Guterres was speaking in Stockholm where he met Swedish Prime Minister Magdalena Andersson in advance of a two-day climate and environment conference.
Humanity has less than three years to halt the rise of planet-warming carbon emissions and less than a decade to slash them almost in half, a recent UN report said.
Global emissions are now on track to blow past the 1.5°C warming limit envisioned in the 2015 Paris Agreement and reach 3.2 degrees Celsius (5.76 degrees Fahrenheit) by the century’s end.
“There is one thing that threatens all our progress – the climate crisis. Unless we act now, we will not have a livable planet,” said Guterres.
Fossil fuel dependency
Andersson said Russia’s war against Ukraine must not overshadow the climate crisis.

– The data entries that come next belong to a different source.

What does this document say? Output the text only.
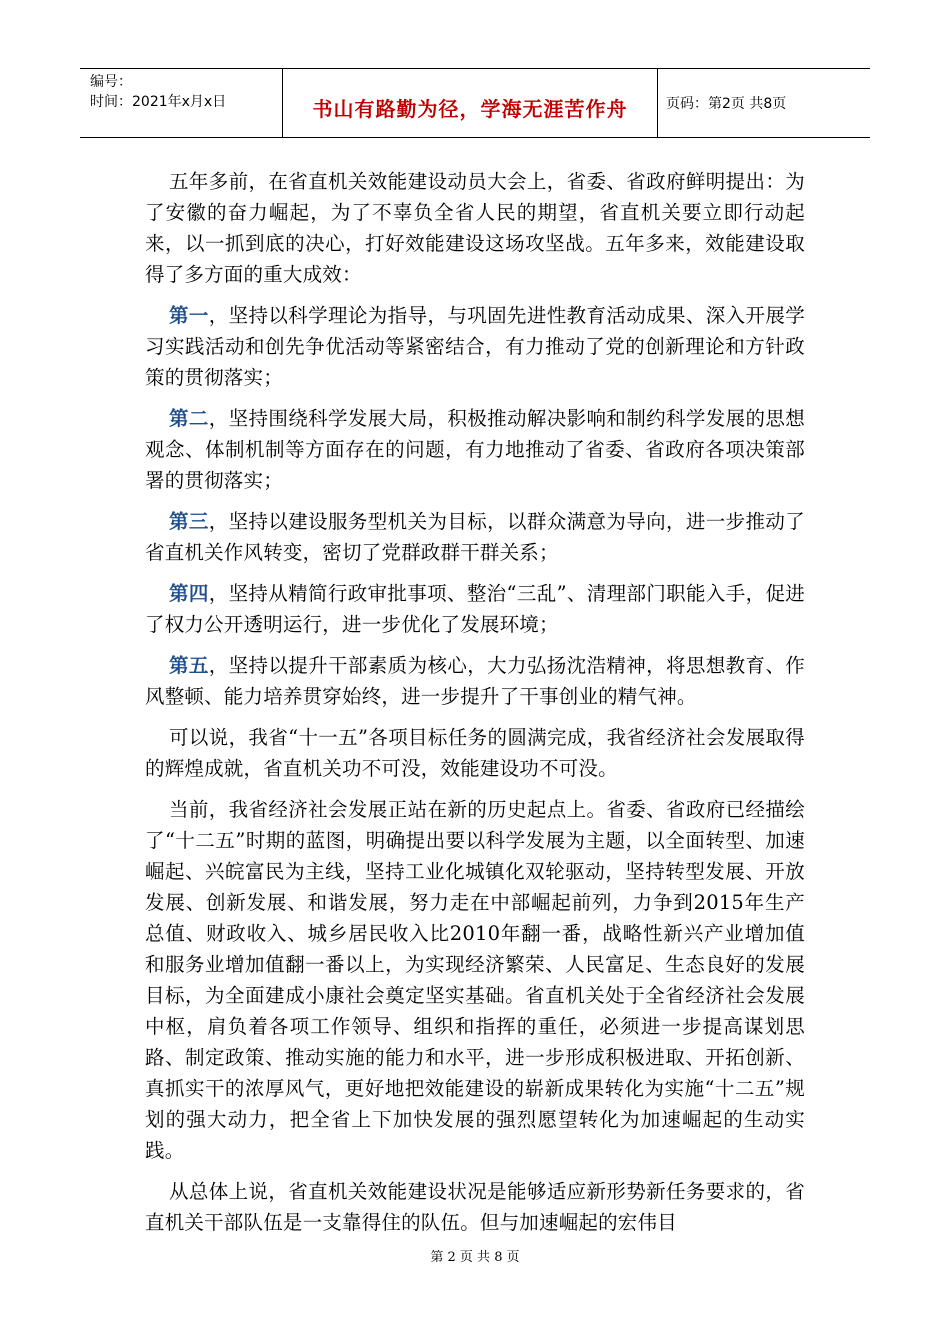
编号：
时间：2021年x月x日	书山有路勤为径，学海无涯苦作舟	页码：第2页 共8页

五年多前，在省直机关效能建设动员大会上，省委、省政府鲜明提出：为了安徽的奋力崛起，为了不辜负全省人民的期望，省直机关要立即行动起来，以一抓到底的决心，打好效能建设这场攻坚战。五年多来，效能建设取得了多方面的重大成效：

第一，坚持以科学理论为指导，与巩固先进性教育活动成果、深入开展学习实践活动和创先争优活动等紧密结合，有力推动了党的创新理论和方针政策的贯彻落实；

第二，坚持围绕科学发展大局，积极推动解决影响和制约科学发展的思想观念、体制机制等方面存在的问题，有力地推动了省委、省政府各项决策部署的贯彻落实；

第三，坚持以建设服务型机关为目标，以群众满意为导向，进一步推动了省直机关作风转变，密切了党群政群干群关系；

第四，坚持从精简行政审批事项、整治“三乱”、清理部门职能入手，促进了权力公开透明运行，进一步优化了发展环境；

第五，坚持以提升干部素质为核心，大力弘扬沈浩精神，将思想教育、作风整顿、能力培养贯穿始终，进一步提升了干事创业的精气神。

可以说，我省“十一五”各项目标任务的圆满完成，我省经济社会发展取得的辉煌成就，省直机关功不可没，效能建设功不可没。

当前，我省经济社会发展正站在新的历史起点上。省委、省政府已经描绘了“十二五”时期的蓝图，明确提出要以科学发展为主题，以全面转型、加速崛起、兴皖富民为主线，坚持工业化城镇化双轮驱动，坚持转型发展、开放发展、创新发展、和谐发展，努力走在中部崛起前列，力争到2015年生产总值、财政收入、城乡居民收入比2010年翻一番，战略性新兴产业增加值和服务业增加值翻一番以上，为实现经济繁荣、人民富足、生态良好的发展目标，为全面建成小康社会奠定坚实基础。省直机关处于全省经济社会发展中枢，肩负着各项工作领导、组织和指挥的重任，必须进一步提高谋划思路、制定政策、推动实施的能力和水平，进一步形成积极进取、开拓创新、真抓实干的浓厚风气，更好地把效能建设的崭新成果转化为实施“十二五”规划的强大动力，把全省上下加快发展的强烈愿望转化为加速崛起的生动实践。

从总体上说，省直机关效能建设状况是能够适应新形势新任务要求的，省直机关干部队伍是一支靠得住的队伍。但与加速崛起的宏伟目

第 2 页 共 8 页
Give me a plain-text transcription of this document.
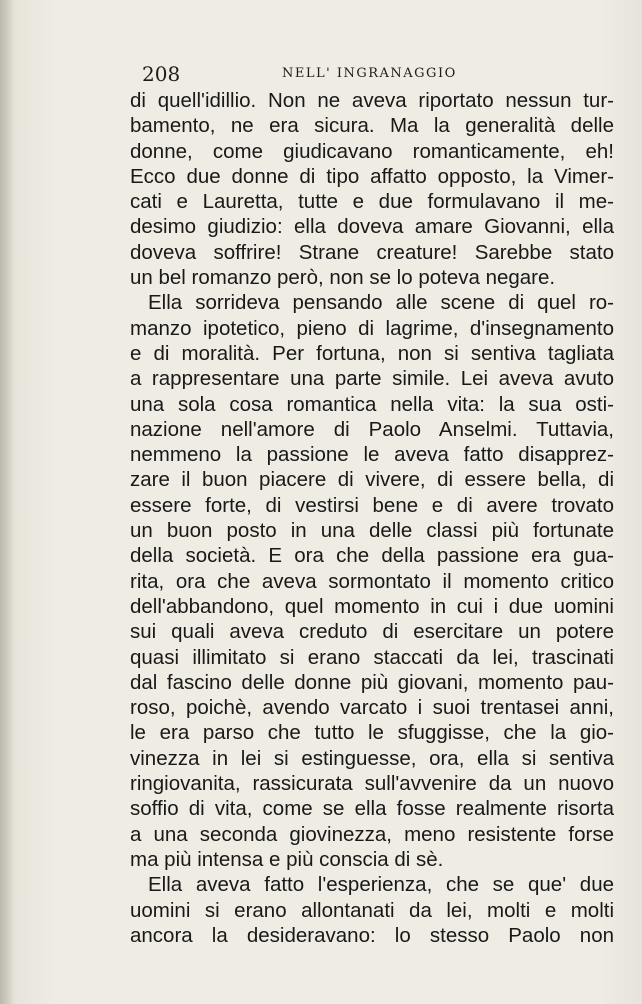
208	NELL' INGRANAGGIO
di quell'idillio. Non ne aveva riportato nessun tur-
bamento, ne era sicura. Ma la generalità delle
donne, come giudicavano romanticamente, eh!
Ecco due donne di tipo affatto opposto, la Vimer-
cati e Lauretta, tutte e due formulavano il me-
desimo giudizio: ella doveva amare Giovanni, ella
doveva soffrire! Strane creature! Sarebbe stato
un bel romanzo però, non se lo poteva negare.
Ella sorrideva pensando alle scene di quel ro-
manzo ipotetico, pieno di lagrime, d'insegnamento
e di moralità. Per fortuna, non si sentiva tagliata
a rappresentare una parte simile. Lei aveva avuto
una sola cosa romantica nella vita: la sua osti-
nazione nell'amore di Paolo Anselmi. Tuttavia,
nemmeno la passione le aveva fatto disapprez-
zare il buon piacere di vivere, di essere bella, di
essere forte, di vestirsi bene e di avere trovato
un buon posto in una delle classi più fortunate
della società. E ora che della passione era gua-
rita, ora che aveva sormontato il momento critico
dell'abbandono, quel momento in cui i due uomini
sui quali aveva creduto di esercitare un potere
quasi illimitato si erano staccati da lei, trascinati
dal fascino delle donne più giovani, momento pau-
roso, poichè, avendo varcato i suoi trentasei anni,
le era parso che tutto le sfuggisse, che la gio-
vinezza in lei si estinguesse, ora, ella si sentiva
ringiovanita, rassicurata sull'avvenire da un nuovo
soffio di vita, come se ella fosse realmente risorta
a una seconda giovinezza, meno resistente forse
ma più intensa e più conscia di sè.
Ella aveva fatto l'esperienza, che se que' due
uomini si erano allontanati da lei, molti e molti
ancora la desideravano: lo stesso Paolo non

“We must never let one crisis overshade another. We just have to work harder. And the war in Ukraine has also made it very clear fossil fuel dependency is not only a climate risk, it is also a security risk. And it has to end,” said Andersson.
In recent months, the UN’s Intergovernmental Panel on Climate Change (IPCC) has published the first two instalments in a trilogy of mammoth scientific assessments covering how emissions are heating the planet – and what that means for life on Earth.
Carbon emissions need to drop 43 percent by 2030 and 84 percent by mid-century to meet the Paris goal of 1.5C (2.7F).
Nations must stop burning coal completely and slash oil and gas use by 60 percent and 70 percent, respectively, to keep within the Paris goals, the IPCC said.
The Stockholm conference commemorates 50 years since the creation of the UN Environment Programme in 1972.
“We face a triple planetary crisis,” said Guterres. “A climate emergency that is killing and displacing ever more people each year. Ecosystem degradation that is escalating the loss of biodiversity and compromising the wellbeing of more than three billion people. And a growing tide of pollution and waste that is costing some nine million lives a year.”